To Edward Carrington

(Private & confidential)

Mount Vernon 9th Oct. 1795

Dear Sir,

Your letter of the 2d instant came duly to hand, and I shall wait the result of the proposed enquiry, respecting Colo. Innes, which I wish might be soon.

The compliance with one request oftentimes begets another, and that is the case at present. You know, full well, that the office of State is vacant; but you may not know that I find difficulty in filling it. In the appointments to the great offices of the government, my aim has been to combine geographical situations, and sometimes other considerations, with abilities; and fitness of known characters. In pursuance of this system, I have tried to bring Judge Patterson Mr Johnson (of Maryland) & Charles Cotesworth Pinckney of So. Carolina into this office. All have declined; the latter by the Post of Wednesday.1 I would have made an offer of it to Mr Henry in the first instance, but two reasons were opposed to it; 1st ignorance of his political sentiments (for I should consider it as an act of governmental Suicide, to bring a man into so high an office who was unfriendly to the Constitution and laws which are to be his guide) and 2d, because I had no idea he would accept the office; until General (late Govr) Lee, gave some reasons which have induced me (in a degree) to draw a different conclusion; assuring me at the sametime that he believed Mr Henry’s Sentiments relative to the Constitution were changed; and that his opinion of the government was friendly.

Of these matters however (so important in their nature) I wish to learn the opinion of others; and of whom can I enquire more likely to know, than yourself?

Let me then come to the point. If in the judgment of yourself & Genl Marshall Colo. Innes is a fit character for Attorney Genl of the U. States; will accept the Office; and enter upon the duties of it without delay; no application is to be made to Mr Henry, be his sentiments what they may. If on the contrary, that event does not take place, I impose upon you the task, and pray you to have the goodness to forward the enclosed letter to him by Express (the cost of which I will pay) provided you accord in sentiment with Genl Lee with respect to the political opinions of that Gentleman; and have reason to believe he has expressed no opinion adverse to the treaty with Great Britain, & disposed to give active opposition to the adoption of ⟨it⟩—for that would place both him & me in embarrassed situations.2

From the instances which have fallen within your own knowledge, you can form some idea of the difficulties I experience in finding out, and prevailing on characters to fill offices of importance. In the case before us, I am sensible I am imposing a delicate task upon you, but from the peculiar circumstances thereof, it is, in some measure, a necessary one; and having a high opinion of General Marshalls honor, prudence & judgment, I consent to your consulting him on this occasion, as you did in the case of Colo. Innes.
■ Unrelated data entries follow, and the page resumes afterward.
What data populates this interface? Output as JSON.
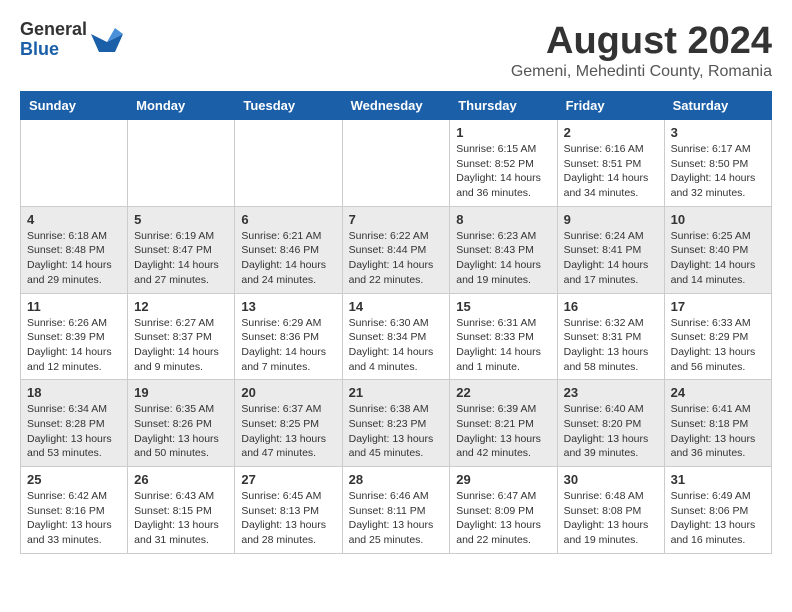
{
  "header": {
    "logo_general": "General",
    "logo_blue": "Blue",
    "month_title": "August 2024",
    "location": "Gemeni, Mehedinti County, Romania"
  },
  "weekdays": [
    "Sunday",
    "Monday",
    "Tuesday",
    "Wednesday",
    "Thursday",
    "Friday",
    "Saturday"
  ],
  "weeks": [
    [
      {
        "day": "",
        "info": ""
      },
      {
        "day": "",
        "info": ""
      },
      {
        "day": "",
        "info": ""
      },
      {
        "day": "",
        "info": ""
      },
      {
        "day": "1",
        "info": "Sunrise: 6:15 AM\nSunset: 8:52 PM\nDaylight: 14 hours\nand 36 minutes."
      },
      {
        "day": "2",
        "info": "Sunrise: 6:16 AM\nSunset: 8:51 PM\nDaylight: 14 hours\nand 34 minutes."
      },
      {
        "day": "3",
        "info": "Sunrise: 6:17 AM\nSunset: 8:50 PM\nDaylight: 14 hours\nand 32 minutes."
      }
    ],
    [
      {
        "day": "4",
        "info": "Sunrise: 6:18 AM\nSunset: 8:48 PM\nDaylight: 14 hours\nand 29 minutes."
      },
      {
        "day": "5",
        "info": "Sunrise: 6:19 AM\nSunset: 8:47 PM\nDaylight: 14 hours\nand 27 minutes."
      },
      {
        "day": "6",
        "info": "Sunrise: 6:21 AM\nSunset: 8:46 PM\nDaylight: 14 hours\nand 24 minutes."
      },
      {
        "day": "7",
        "info": "Sunrise: 6:22 AM\nSunset: 8:44 PM\nDaylight: 14 hours\nand 22 minutes."
      },
      {
        "day": "8",
        "info": "Sunrise: 6:23 AM\nSunset: 8:43 PM\nDaylight: 14 hours\nand 19 minutes."
      },
      {
        "day": "9",
        "info": "Sunrise: 6:24 AM\nSunset: 8:41 PM\nDaylight: 14 hours\nand 17 minutes."
      },
      {
        "day": "10",
        "info": "Sunrise: 6:25 AM\nSunset: 8:40 PM\nDaylight: 14 hours\nand 14 minutes."
      }
    ],
    [
      {
        "day": "11",
        "info": "Sunrise: 6:26 AM\nSunset: 8:39 PM\nDaylight: 14 hours\nand 12 minutes."
      },
      {
        "day": "12",
        "info": "Sunrise: 6:27 AM\nSunset: 8:37 PM\nDaylight: 14 hours\nand 9 minutes."
      },
      {
        "day": "13",
        "info": "Sunrise: 6:29 AM\nSunset: 8:36 PM\nDaylight: 14 hours\nand 7 minutes."
      },
      {
        "day": "14",
        "info": "Sunrise: 6:30 AM\nSunset: 8:34 PM\nDaylight: 14 hours\nand 4 minutes."
      },
      {
        "day": "15",
        "info": "Sunrise: 6:31 AM\nSunset: 8:33 PM\nDaylight: 14 hours\nand 1 minute."
      },
      {
        "day": "16",
        "info": "Sunrise: 6:32 AM\nSunset: 8:31 PM\nDaylight: 13 hours\nand 58 minutes."
      },
      {
        "day": "17",
        "info": "Sunrise: 6:33 AM\nSunset: 8:29 PM\nDaylight: 13 hours\nand 56 minutes."
      }
    ],
    [
      {
        "day": "18",
        "info": "Sunrise: 6:34 AM\nSunset: 8:28 PM\nDaylight: 13 hours\nand 53 minutes."
      },
      {
        "day": "19",
        "info": "Sunrise: 6:35 AM\nSunset: 8:26 PM\nDaylight: 13 hours\nand 50 minutes."
      },
      {
        "day": "20",
        "info": "Sunrise: 6:37 AM\nSunset: 8:25 PM\nDaylight: 13 hours\nand 47 minutes."
      },
      {
        "day": "21",
        "info": "Sunrise: 6:38 AM\nSunset: 8:23 PM\nDaylight: 13 hours\nand 45 minutes."
      },
      {
        "day": "22",
        "info": "Sunrise: 6:39 AM\nSunset: 8:21 PM\nDaylight: 13 hours\nand 42 minutes."
      },
      {
        "day": "23",
        "info": "Sunrise: 6:40 AM\nSunset: 8:20 PM\nDaylight: 13 hours\nand 39 minutes."
      },
      {
        "day": "24",
        "info": "Sunrise: 6:41 AM\nSunset: 8:18 PM\nDaylight: 13 hours\nand 36 minutes."
      }
    ],
    [
      {
        "day": "25",
        "info": "Sunrise: 6:42 AM\nSunset: 8:16 PM\nDaylight: 13 hours\nand 33 minutes."
      },
      {
        "day": "26",
        "info": "Sunrise: 6:43 AM\nSunset: 8:15 PM\nDaylight: 13 hours\nand 31 minutes."
      },
      {
        "day": "27",
        "info": "Sunrise: 6:45 AM\nSunset: 8:13 PM\nDaylight: 13 hours\nand 28 minutes."
      },
      {
        "day": "28",
        "info": "Sunrise: 6:46 AM\nSunset: 8:11 PM\nDaylight: 13 hours\nand 25 minutes."
      },
      {
        "day": "29",
        "info": "Sunrise: 6:47 AM\nSunset: 8:09 PM\nDaylight: 13 hours\nand 22 minutes."
      },
      {
        "day": "30",
        "info": "Sunrise: 6:48 AM\nSunset: 8:08 PM\nDaylight: 13 hours\nand 19 minutes."
      },
      {
        "day": "31",
        "info": "Sunrise: 6:49 AM\nSunset: 8:06 PM\nDaylight: 13 hours\nand 16 minutes."
      }
    ]
  ]
}
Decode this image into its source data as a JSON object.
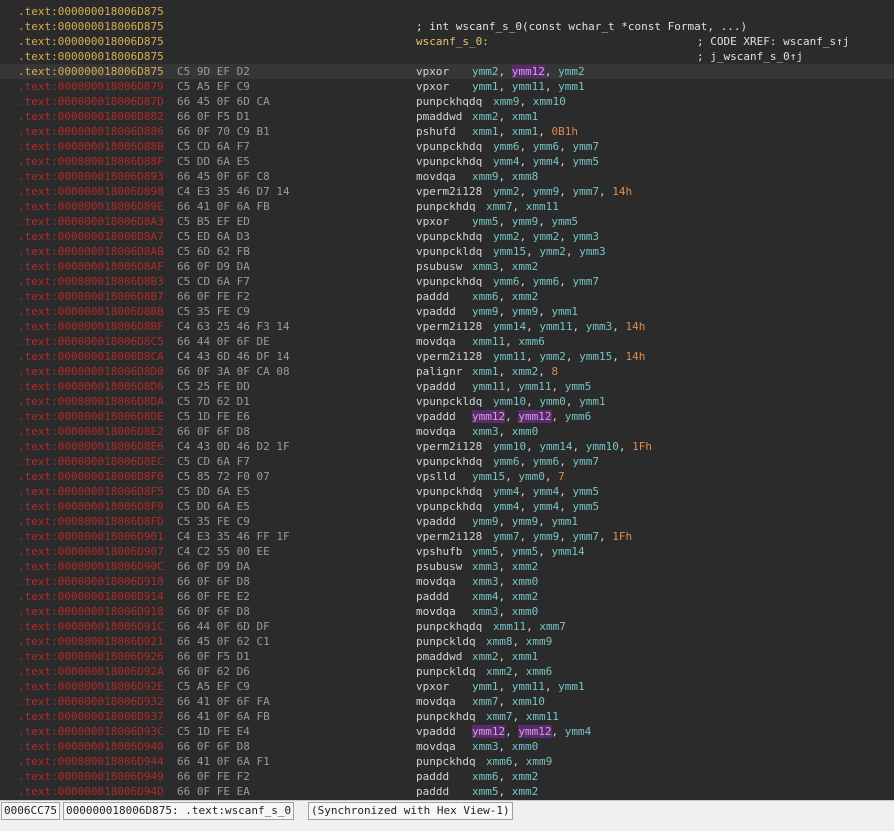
{
  "header_rows": [
    {
      "addr": ".text:000000018006D875",
      "type": "blank"
    },
    {
      "addr": ".text:000000018006D875",
      "type": "proto",
      "text": "; int wscanf_s_0(const wchar_t *const Format, ...)"
    },
    {
      "addr": ".text:000000018006D875",
      "type": "label",
      "label": "wscanf_s_0:",
      "xref": "; CODE XREF: wscanf_s↑j"
    },
    {
      "addr": ".text:000000018006D875",
      "type": "xref",
      "xref": "; j_wscanf_s_0↑j"
    }
  ],
  "instructions": [
    {
      "addr": ".text:000000018006D875",
      "bytes": "C5 9D EF D2",
      "mnem": "vpxor",
      "ops": [
        {
          "r": "ymm2"
        },
        {
          "t": ", "
        },
        {
          "r": "ymm12",
          "hl": true
        },
        {
          "t": ", "
        },
        {
          "r": "ymm2"
        }
      ]
    },
    {
      "addr": ".text:000000018006D879",
      "bytes": "C5 A5 EF C9",
      "mnem": "vpxor",
      "ops": [
        {
          "r": "ymm1"
        },
        {
          "t": ", "
        },
        {
          "r": "ymm11"
        },
        {
          "t": ", "
        },
        {
          "r": "ymm1"
        }
      ]
    },
    {
      "addr": ".text:000000018006D87D",
      "bytes": "66 45 0F 6D CA",
      "mnem": "punpckhqdq",
      "ops": [
        {
          "r": "xmm9"
        },
        {
          "t": ", "
        },
        {
          "r": "xmm10"
        }
      ]
    },
    {
      "addr": ".text:000000018006D882",
      "bytes": "66 0F F5 D1",
      "mnem": "pmaddwd",
      "ops": [
        {
          "r": "xmm2"
        },
        {
          "t": ", "
        },
        {
          "r": "xmm1"
        }
      ]
    },
    {
      "addr": ".text:000000018006D886",
      "bytes": "66 0F 70 C9 B1",
      "mnem": "pshufd",
      "ops": [
        {
          "r": "xmm1"
        },
        {
          "t": ", "
        },
        {
          "r": "xmm1"
        },
        {
          "t": ", "
        },
        {
          "i": "0B1h"
        }
      ]
    },
    {
      "addr": ".text:000000018006D88B",
      "bytes": "C5 CD 6A F7",
      "mnem": "vpunpckhdq",
      "ops": [
        {
          "r": "ymm6"
        },
        {
          "t": ", "
        },
        {
          "r": "ymm6"
        },
        {
          "t": ", "
        },
        {
          "r": "ymm7"
        }
      ]
    },
    {
      "addr": ".text:000000018006D88F",
      "bytes": "C5 DD 6A E5",
      "mnem": "vpunpckhdq",
      "ops": [
        {
          "r": "ymm4"
        },
        {
          "t": ", "
        },
        {
          "r": "ymm4"
        },
        {
          "t": ", "
        },
        {
          "r": "ymm5"
        }
      ]
    },
    {
      "addr": ".text:000000018006D893",
      "bytes": "66 45 0F 6F C8",
      "mnem": "movdqa",
      "ops": [
        {
          "r": "xmm9"
        },
        {
          "t": ", "
        },
        {
          "r": "xmm8"
        }
      ]
    },
    {
      "addr": ".text:000000018006D898",
      "bytes": "C4 E3 35 46 D7 14",
      "mnem": "vperm2i128",
      "ops": [
        {
          "r": "ymm2"
        },
        {
          "t": ", "
        },
        {
          "r": "ymm9"
        },
        {
          "t": ", "
        },
        {
          "r": "ymm7"
        },
        {
          "t": ", "
        },
        {
          "i": "14h"
        }
      ]
    },
    {
      "addr": ".text:000000018006D89E",
      "bytes": "66 41 0F 6A FB",
      "mnem": "punpckhdq",
      "ops": [
        {
          "r": "xmm7"
        },
        {
          "t": ", "
        },
        {
          "r": "xmm11"
        }
      ]
    },
    {
      "addr": ".text:000000018006D8A3",
      "bytes": "C5 B5 EF ED",
      "mnem": "vpxor",
      "ops": [
        {
          "r": "ymm5"
        },
        {
          "t": ", "
        },
        {
          "r": "ymm9"
        },
        {
          "t": ", "
        },
        {
          "r": "ymm5"
        }
      ]
    },
    {
      "addr": ".text:000000018006D8A7",
      "bytes": "C5 ED 6A D3",
      "mnem": "vpunpckhdq",
      "ops": [
        {
          "r": "ymm2"
        },
        {
          "t": ", "
        },
        {
          "r": "ymm2"
        },
        {
          "t": ", "
        },
        {
          "r": "ymm3"
        }
      ]
    },
    {
      "addr": ".text:000000018006D8AB",
      "bytes": "C5 6D 62 FB",
      "mnem": "vpunpckldq",
      "ops": [
        {
          "r": "ymm15"
        },
        {
          "t": ", "
        },
        {
          "r": "ymm2"
        },
        {
          "t": ", "
        },
        {
          "r": "ymm3"
        }
      ]
    },
    {
      "addr": ".text:000000018006D8AF",
      "bytes": "66 0F D9 DA",
      "mnem": "psubusw",
      "ops": [
        {
          "r": "xmm3"
        },
        {
          "t": ", "
        },
        {
          "r": "xmm2"
        }
      ]
    },
    {
      "addr": ".text:000000018006D8B3",
      "bytes": "C5 CD 6A F7",
      "mnem": "vpunpckhdq",
      "ops": [
        {
          "r": "ymm6"
        },
        {
          "t": ", "
        },
        {
          "r": "ymm6"
        },
        {
          "t": ", "
        },
        {
          "r": "ymm7"
        }
      ]
    },
    {
      "addr": ".text:000000018006D8B7",
      "bytes": "66 0F FE F2",
      "mnem": "paddd",
      "ops": [
        {
          "r": "xmm6"
        },
        {
          "t": ", "
        },
        {
          "r": "xmm2"
        }
      ]
    },
    {
      "addr": ".text:000000018006D8BB",
      "bytes": "C5 35 FE C9",
      "mnem": "vpaddd",
      "ops": [
        {
          "r": "ymm9"
        },
        {
          "t": ", "
        },
        {
          "r": "ymm9"
        },
        {
          "t": ", "
        },
        {
          "r": "ymm1"
        }
      ]
    },
    {
      "addr": ".text:000000018006D8BF",
      "bytes": "C4 63 25 46 F3 14",
      "mnem": "vperm2i128",
      "ops": [
        {
          "r": "ymm14"
        },
        {
          "t": ", "
        },
        {
          "r": "ymm11"
        },
        {
          "t": ", "
        },
        {
          "r": "ymm3"
        },
        {
          "t": ", "
        },
        {
          "i": "14h"
        }
      ]
    },
    {
      "addr": ".text:000000018006D8C5",
      "bytes": "66 44 0F 6F DE",
      "mnem": "movdqa",
      "ops": [
        {
          "r": "xmm11"
        },
        {
          "t": ", "
        },
        {
          "r": "xmm6"
        }
      ]
    },
    {
      "addr": ".text:000000018006D8CA",
      "bytes": "C4 43 6D 46 DF 14",
      "mnem": "vperm2i128",
      "ops": [
        {
          "r": "ymm11"
        },
        {
          "t": ", "
        },
        {
          "r": "ymm2"
        },
        {
          "t": ", "
        },
        {
          "r": "ymm15"
        },
        {
          "t": ", "
        },
        {
          "i": "14h"
        }
      ]
    },
    {
      "addr": ".text:000000018006D8D0",
      "bytes": "66 0F 3A 0F CA 08",
      "mnem": "palignr",
      "ops": [
        {
          "r": "xmm1"
        },
        {
          "t": ", "
        },
        {
          "r": "xmm2"
        },
        {
          "t": ", "
        },
        {
          "i": "8"
        }
      ]
    },
    {
      "addr": ".text:000000018006D8D6",
      "bytes": "C5 25 FE DD",
      "mnem": "vpaddd",
      "ops": [
        {
          "r": "ymm11"
        },
        {
          "t": ", "
        },
        {
          "r": "ymm11"
        },
        {
          "t": ", "
        },
        {
          "r": "ymm5"
        }
      ]
    },
    {
      "addr": ".text:000000018006D8DA",
      "bytes": "C5 7D 62 D1",
      "mnem": "vpunpckldq",
      "ops": [
        {
          "r": "ymm10"
        },
        {
          "t": ", "
        },
        {
          "r": "ymm0"
        },
        {
          "t": ", "
        },
        {
          "r": "ymm1"
        }
      ]
    },
    {
      "addr": ".text:000000018006D8DE",
      "bytes": "C5 1D FE E6",
      "mnem": "vpaddd",
      "ops": [
        {
          "r": "ymm12",
          "hl": true
        },
        {
          "t": ", "
        },
        {
          "r": "ymm12",
          "hl": true
        },
        {
          "t": ", "
        },
        {
          "r": "ymm6"
        }
      ]
    },
    {
      "addr": ".text:000000018006D8E2",
      "bytes": "66 0F 6F D8",
      "mnem": "movdqa",
      "ops": [
        {
          "r": "xmm3"
        },
        {
          "t": ", "
        },
        {
          "r": "xmm0"
        }
      ]
    },
    {
      "addr": ".text:000000018006D8E6",
      "bytes": "C4 43 0D 46 D2 1F",
      "mnem": "vperm2i128",
      "ops": [
        {
          "r": "ymm10"
        },
        {
          "t": ", "
        },
        {
          "r": "ymm14"
        },
        {
          "t": ", "
        },
        {
          "r": "ymm10"
        },
        {
          "t": ", "
        },
        {
          "i": "1Fh"
        }
      ]
    },
    {
      "addr": ".text:000000018006D8EC",
      "bytes": "C5 CD 6A F7",
      "mnem": "vpunpckhdq",
      "ops": [
        {
          "r": "ymm6"
        },
        {
          "t": ", "
        },
        {
          "r": "ymm6"
        },
        {
          "t": ", "
        },
        {
          "r": "ymm7"
        }
      ]
    },
    {
      "addr": ".text:000000018006D8F0",
      "bytes": "C5 85 72 F0 07",
      "mnem": "vpslld",
      "ops": [
        {
          "r": "ymm15"
        },
        {
          "t": ", "
        },
        {
          "r": "ymm0"
        },
        {
          "t": ", "
        },
        {
          "i": "7"
        }
      ]
    },
    {
      "addr": ".text:000000018006D8F5",
      "bytes": "C5 DD 6A E5",
      "mnem": "vpunpckhdq",
      "ops": [
        {
          "r": "ymm4"
        },
        {
          "t": ", "
        },
        {
          "r": "ymm4"
        },
        {
          "t": ", "
        },
        {
          "r": "ymm5"
        }
      ]
    },
    {
      "addr": ".text:000000018006D8F9",
      "bytes": "C5 DD 6A E5",
      "mnem": "vpunpckhdq",
      "ops": [
        {
          "r": "ymm4"
        },
        {
          "t": ", "
        },
        {
          "r": "ymm4"
        },
        {
          "t": ", "
        },
        {
          "r": "ymm5"
        }
      ]
    },
    {
      "addr": ".text:000000018006D8FD",
      "bytes": "C5 35 FE C9",
      "mnem": "vpaddd",
      "ops": [
        {
          "r": "ymm9"
        },
        {
          "t": ", "
        },
        {
          "r": "ymm9"
        },
        {
          "t": ", "
        },
        {
          "r": "ymm1"
        }
      ]
    },
    {
      "addr": ".text:000000018006D901",
      "bytes": "C4 E3 35 46 FF 1F",
      "mnem": "vperm2i128",
      "ops": [
        {
          "r": "ymm7"
        },
        {
          "t": ", "
        },
        {
          "r": "ymm9"
        },
        {
          "t": ", "
        },
        {
          "r": "ymm7"
        },
        {
          "t": ", "
        },
        {
          "i": "1Fh"
        }
      ]
    },
    {
      "addr": ".text:000000018006D907",
      "bytes": "C4 C2 55 00 EE",
      "mnem": "vpshufb",
      "ops": [
        {
          "r": "ymm5"
        },
        {
          "t": ", "
        },
        {
          "r": "ymm5"
        },
        {
          "t": ", "
        },
        {
          "r": "ymm14"
        }
      ]
    },
    {
      "addr": ".text:000000018006D90C",
      "bytes": "66 0F D9 DA",
      "mnem": "psubusw",
      "ops": [
        {
          "r": "xmm3"
        },
        {
          "t": ", "
        },
        {
          "r": "xmm2"
        }
      ]
    },
    {
      "addr": ".text:000000018006D910",
      "bytes": "66 0F 6F D8",
      "mnem": "movdqa",
      "ops": [
        {
          "r": "xmm3"
        },
        {
          "t": ", "
        },
        {
          "r": "xmm0"
        }
      ]
    },
    {
      "addr": ".text:000000018006D914",
      "bytes": "66 0F FE E2",
      "mnem": "paddd",
      "ops": [
        {
          "r": "xmm4"
        },
        {
          "t": ", "
        },
        {
          "r": "xmm2"
        }
      ]
    },
    {
      "addr": ".text:000000018006D918",
      "bytes": "66 0F 6F D8",
      "mnem": "movdqa",
      "ops": [
        {
          "r": "xmm3"
        },
        {
          "t": ", "
        },
        {
          "r": "xmm0"
        }
      ]
    },
    {
      "addr": ".text:000000018006D91C",
      "bytes": "66 44 0F 6D DF",
      "mnem": "punpckhqdq",
      "ops": [
        {
          "r": "xmm11"
        },
        {
          "t": ", "
        },
        {
          "r": "xmm7"
        }
      ]
    },
    {
      "addr": ".text:000000018006D921",
      "bytes": "66 45 0F 62 C1",
      "mnem": "punpckldq",
      "ops": [
        {
          "r": "xmm8"
        },
        {
          "t": ", "
        },
        {
          "r": "xmm9"
        }
      ]
    },
    {
      "addr": ".text:000000018006D926",
      "bytes": "66 0F F5 D1",
      "mnem": "pmaddwd",
      "ops": [
        {
          "r": "xmm2"
        },
        {
          "t": ", "
        },
        {
          "r": "xmm1"
        }
      ]
    },
    {
      "addr": ".text:000000018006D92A",
      "bytes": "66 0F 62 D6",
      "mnem": "punpckldq",
      "ops": [
        {
          "r": "xmm2"
        },
        {
          "t": ", "
        },
        {
          "r": "xmm6"
        }
      ]
    },
    {
      "addr": ".text:000000018006D92E",
      "bytes": "C5 A5 EF C9",
      "mnem": "vpxor",
      "ops": [
        {
          "r": "ymm1"
        },
        {
          "t": ", "
        },
        {
          "r": "ymm11"
        },
        {
          "t": ", "
        },
        {
          "r": "ymm1"
        }
      ]
    },
    {
      "addr": ".text:000000018006D932",
      "bytes": "66 41 0F 6F FA",
      "mnem": "movdqa",
      "ops": [
        {
          "r": "xmm7"
        },
        {
          "t": ", "
        },
        {
          "r": "xmm10"
        }
      ]
    },
    {
      "addr": ".text:000000018006D937",
      "bytes": "66 41 0F 6A FB",
      "mnem": "punpckhdq",
      "ops": [
        {
          "r": "xmm7"
        },
        {
          "t": ", "
        },
        {
          "r": "xmm11"
        }
      ]
    },
    {
      "addr": ".text:000000018006D93C",
      "bytes": "C5 1D FE E4",
      "mnem": "vpaddd",
      "ops": [
        {
          "r": "ymm12",
          "hl": true
        },
        {
          "t": ", "
        },
        {
          "r": "ymm12",
          "hl": true
        },
        {
          "t": ", "
        },
        {
          "r": "ymm4"
        }
      ]
    },
    {
      "addr": ".text:000000018006D940",
      "bytes": "66 0F 6F D8",
      "mnem": "movdqa",
      "ops": [
        {
          "r": "xmm3"
        },
        {
          "t": ", "
        },
        {
          "r": "xmm0"
        }
      ]
    },
    {
      "addr": ".text:000000018006D944",
      "bytes": "66 41 0F 6A F1",
      "mnem": "punpckhdq",
      "ops": [
        {
          "r": "xmm6"
        },
        {
          "t": ", "
        },
        {
          "r": "xmm9"
        }
      ]
    },
    {
      "addr": ".text:000000018006D949",
      "bytes": "66 0F FE F2",
      "mnem": "paddd",
      "ops": [
        {
          "r": "xmm6"
        },
        {
          "t": ", "
        },
        {
          "r": "xmm2"
        }
      ]
    },
    {
      "addr": ".text:000000018006D94D",
      "bytes": "66 0F FE EA",
      "mnem": "paddd",
      "ops": [
        {
          "r": "xmm5"
        },
        {
          "t": ", "
        },
        {
          "r": "xmm2"
        }
      ]
    }
  ],
  "statusbar": {
    "offset": "0006CC75",
    "location": "000000018006D875: .text:wscanf_s_0",
    "sync": "(Synchronized with Hex View-1)"
  }
}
I have, I must confess, but little expectation that Mr Henry will accept the offer, if it gets to him; and therefore I must look forward to the consequence of his refusal; let me ask therefore if another trial should be made, and a refusal ensue; and ultimately, it should be found eligable to remove the present Secretary of War to the Office of State (if it should be agreeable to himself) would you fill his place as Secretary of War?

You will, my dear Sir, perceive that the whole of this letter is perfectly confidential—written perhaps with more frankness than prudence, but I rely on your goodness and discretion to appreciate my motives. My letter to Mr Henry is left open for your perusal, that the whole matter may be before you. If it should go forward Seal it, if not return it to, Dear Sir Your friend and Hble Servant

Go: Washington

P.S. On Monday I leave this for Phila.3


1See GW to Thomas Johnson and to Charles Cotesworth Pinckney, both 24 Aug.; Johnson to GW, 29 Aug.; and Pinckney to GW, 16 September. No correspondence with William Paterson on this subject has been found; as Paterson was in Philadelphia for a session of the Supreme Court in August 1795, GW may have spoken to him about the proposed appointment. The previous Wednesday was 7 October.

2GW enclosed his letter to Patrick Henry of this date.

3The postscript does not appear on the draft or the letter-book copy.